Bengkulu, Wordpers.id – Masa pembelajaran daring banyak ditemui anak di Bengkulu justru membantu orangtua-nya dalam memenuhi kebutuhan ekonomi seperti mengamen, menjadi ‘manusia silver’ bahkan meminta-minta pada pengendara di jalanan.

Dinas Pemberdayaan Perempuan, Perlindungan Anak, Pengendalian Penduduk dan Keluarga Berencana (DP3AP2KB) Bengkulu, melalui Kepala Bidang (Kabid) Pemerhati Perlindungan Hukum Perempuan dan Anak (PPH dan PA) Rasmawati, Kamis menyebutkan, hingga saat ini pemerintah daerah belum terfokus pada penetapan dasar hukum terhadap permasalahan eksploitasi anak untuk tujuan ekonomi tersebut.

“Usia anak adalah di usia 7 hingga 19 tahun seperti yang sudah ditetapkan dalam undang-undang.
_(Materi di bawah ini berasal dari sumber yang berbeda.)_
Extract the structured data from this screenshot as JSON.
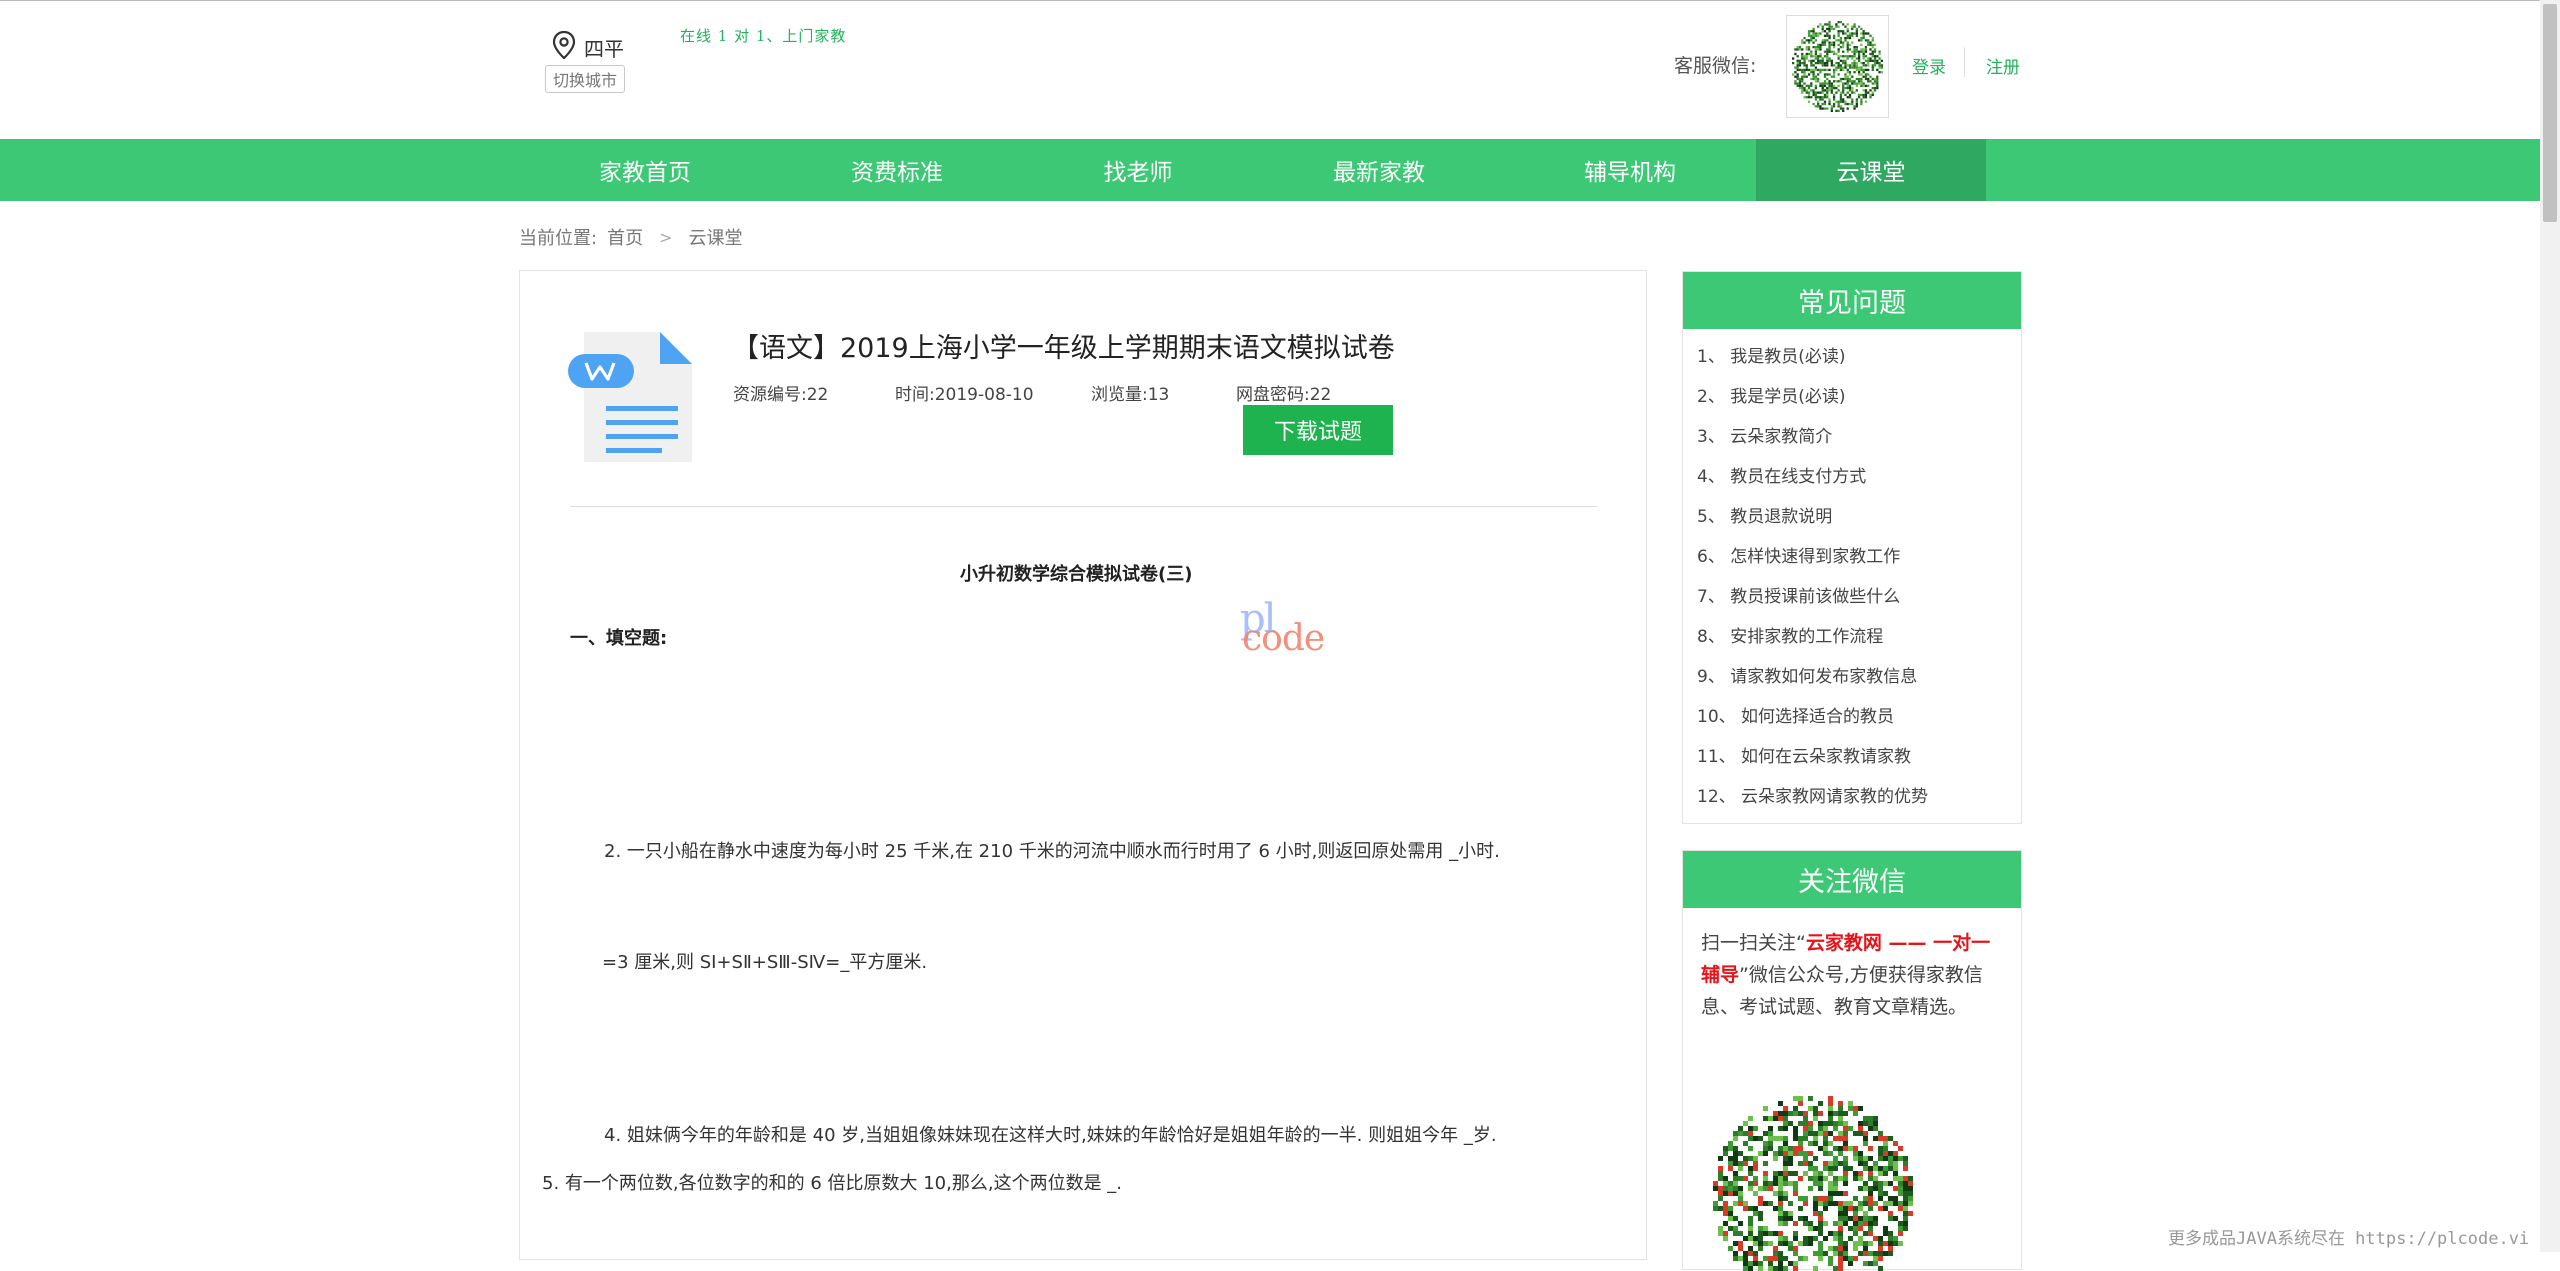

Pada usia ini anak tidak diperkenankan melakukan pernikahan maupun bekerja,” Rasmawati.

Namun saat ini pihaknya mengalami kendala dalam menentukan dasar hukum yang harus dipakai dalam menyelesaikan permasalahan ini.

“Dilema sebetulnya jika kita menemukan permasalahan ini karena belum adanya dasar hukum yang melarang bahwa anak pada usia tersebut bekerja dan langkah apa yang akan kita lakukan jika menemui kasus tersebut,” kata Rasmawati.

Namun secara tegas ia mengimbau agar orangtua atau yang memiliki kuasa atas anak agar tidak melakukan pemaksaan dan mengeksploitasi anak pada tujuan apapun.

Terpisah, Direktur Yayasan Pusat Pendidikan Untuk Perempuan dan Anak (PUPA), Sri Handayani mengatakan saat ini pemerintah bisa memakai dasar hukum pada Undang-Undang Nomor 35 tahun 2014 tentang Perubahan Atas Undang-Undang Nomor 23 tahun 2002 tentang Perlindungan Anak yang berhadapan pada eksploitasi.

Di mana komitmen negara untuk menjamin upaya Perlindungan Anak juga dirumuskan dalam Undang-Undang Dasar Negara Republik Indonesia Tahun 1945 (UUD 1945) Pasal 28B ayat (2) yang menjelaskan bahwa setiap Anak berhak atas kelangsungan hidup, tumbuh, dan berkembang serta berhak atas perlindungan dari kekerasan dan diskriminasi serta memperoleh pendidikan yang layak.

“Anak boleh bekerja bila atas kemauannya sendiri tanpa artian pemaksaan dan kurang dari tiga jam, tempatnya aman dari segala bentu kekerasan dan kerentanan seperti jalan raya, jika itu terjadi maka anak adalah korban dari eksploitasi tadi,” kata Handayani.

Hal ini ditakutkan berimbas pada banyaknya anak menanggung putus sekolah akibat dari ketidakmampuan orangtua dalam memenuhi kebutuhan pendidikan yang lambat laun makin membuat para orangtua dilema dengan belajar daring seperti saat ini.

PUPA meminta agar orangtua tidak membebankan atau memaksa anak melakukan pekerjaan tanpa kehendaknya. Apabila hal tersebut terjadi, maka orangtua bisa dijerat dengan pasal perlindungan anak.

“Apabila hal tersebut terjadi, yang telah melakukan tindak pidana eksploitasi seksual komersial atau mempekerjakan anak dibawah umur terancam paling lama 15 tahun dan minimal 5 tahun pidana penjara. Jika orangtuanya sendiri yang terbukti maka akan dijerat hukuman dengan pemberatan penjara selama 6,5 tahun,” kata Handayani.